Just based on these few examples and extrapolating out to include all the bit players, we can easily guess at a potential European cloud business services market running at $15-20 billion in the current year. That's a very conservative estimate.
But that's not the end of the story. Geographic segment information only gives you a sense of the value of deals where the contract can be pinned to a particular country or region. It does not for example say anything about data related to European operations for US based subsidiaries where the contract for data services is deemed to have been signed in the US. This is where things get very murky.
Right now I'd venture it is impossible for most companies to know the extent of their potential exposure. It could easily run many millions. In addition, what happens should customers run scared and insist on a lift and shift of data to the EU, simply to get from under the uncertainties. It's already happening.
The customer view
As I said at the top of the story, I have had a long back and forth with a US based company that holds data for European customers. It is anticipating that customers will come asking about its plan to ensure their data is in compliance. Saying 'we're working on it will not cut it.
We discussed alternative possibilities and my correspondent's answer is to move everything lock, stock and barrel from Santa Clara and New Jersey to AWS in Dublin and Frankfurt. There will be no data held in the US. The logic is that the cost of splitting databases for EU data is out of proportion to the straight transfer cost into EU data centers.
I thought that was pretty drastic but then came the knock out punch:
Customers have to be conservative so I have to be aggressive. I don't plan waiting until every other slug wakes up and I'm in line trying to get storage. We need to act --- and now.
Then there is the question of whether the company can get the assurances it needs to satisfy customers. That will require careful review of the contract terms and, I suspect, an indemnification for customers.
Finally, the company will have to consider the overall weighted cost of taking such drastic measures because it doesn't stop at a simple hosting switch.

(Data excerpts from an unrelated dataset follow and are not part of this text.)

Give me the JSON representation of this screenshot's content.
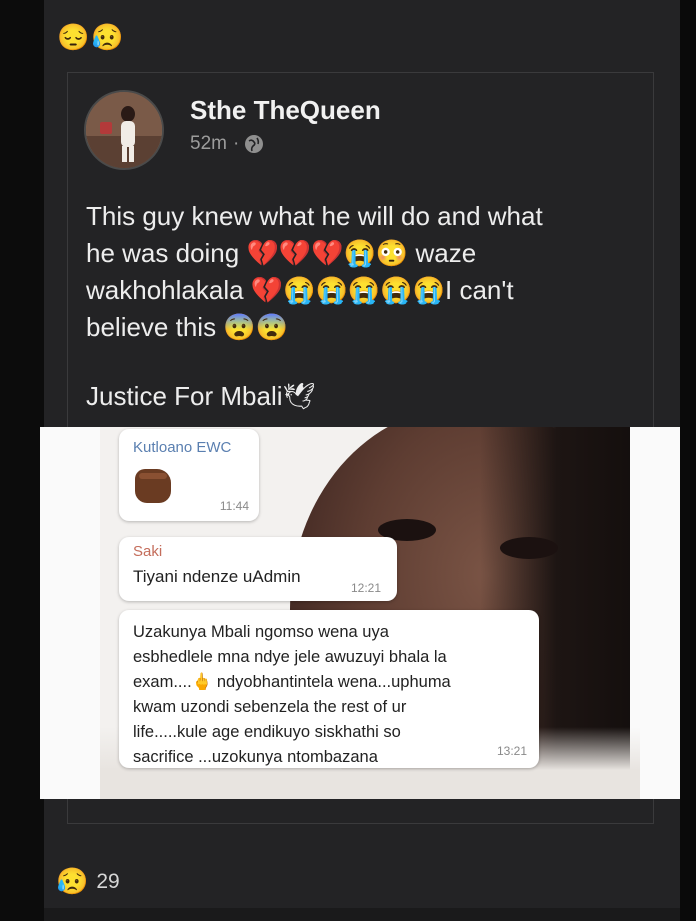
{
  "top_reaction_emojis": "😔😥",
  "post": {
    "author": "Sthe TheQueen",
    "time": "52m",
    "separator": "·",
    "text_lines": [
      "This guy knew what he will do and what",
      "he was doing 💔💔💔😭😳 waze",
      "wakhohlakala 💔😭😭😭😭😭I can't",
      "believe this 😨😨"
    ],
    "justice_line": "Justice For Mbali🕊"
  },
  "chat": {
    "bubble1": {
      "name": "Kutloano EWC",
      "time": "11:44"
    },
    "bubble2": {
      "name": "Saki",
      "message": "Tiyani ndenze uAdmin",
      "time": "12:21"
    },
    "bubble3": {
      "lines": [
        "Uzakunya Mbali ngomso wena uya",
        "esbhedlele mna ndye jele awuzuyi bhala la",
        "exam....🖕 ndyobhantintela wena...uphuma",
        "kwam uzondi sebenzela the rest of ur",
        "life.....kule age endikuyo siskhathi so",
        "sacrifice ...uzokunya ntombazana"
      ],
      "time": "13:21"
    }
  },
  "reactions": {
    "emoji": "😥",
    "count": "29"
  }
}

Latency might become an issue in some scenarios.
Belt and braces
As if to add weight to this argument, I note that Zettabox sees itself as in for a windfall:
Some American cloud computing companies, for instance, have contacted European rivals in efforts to reduce their legal risks when providing online services within the 28-member bloc. That could involve American tech companies transferring legal responsibility — and data — of their European users to local cloud computing competitors, which already comply with the region’s tough privacy rules.
“People who wouldn’t give us the time of day are now pursuing us,” said James Kinsella, an American entrepreneur who runs Zettabox, a cloud computing company whose data is held only within Europe. Mr. Kinsella declined to name the American companies with which he was discussing partnerships.
“These deals won’t make or break our business,” he added. “But we clearly have a solution to this privacy problem.”
That may be true today but with such a short time to go before something is agreed between the EU and USA, I suspect we're only seeing the tip of a large iceberg.
My take
Right now there is much posturing on the topic. Microsoft for example sets out a long winded post that talks in vague but helpful terms. El Reg thinks the plan is ridiculously simple and I kind of agree but I also agree that:
Getting the new rules past the EU, which is currently sore over NSA spying, will be tricky, and getting the US Congress to act will be akin to herding cats.
In the meantime, I can readily forsee many US cloud operators with EU customers running for the hills. And with that will go a massive transfer of revenue away from the US and into European coffers. How much is impossible to calculate with any certainty but it has to run many millions of dollars.
Disclosure: SAP, Oracle and Salesforce are premier partners at time of writing.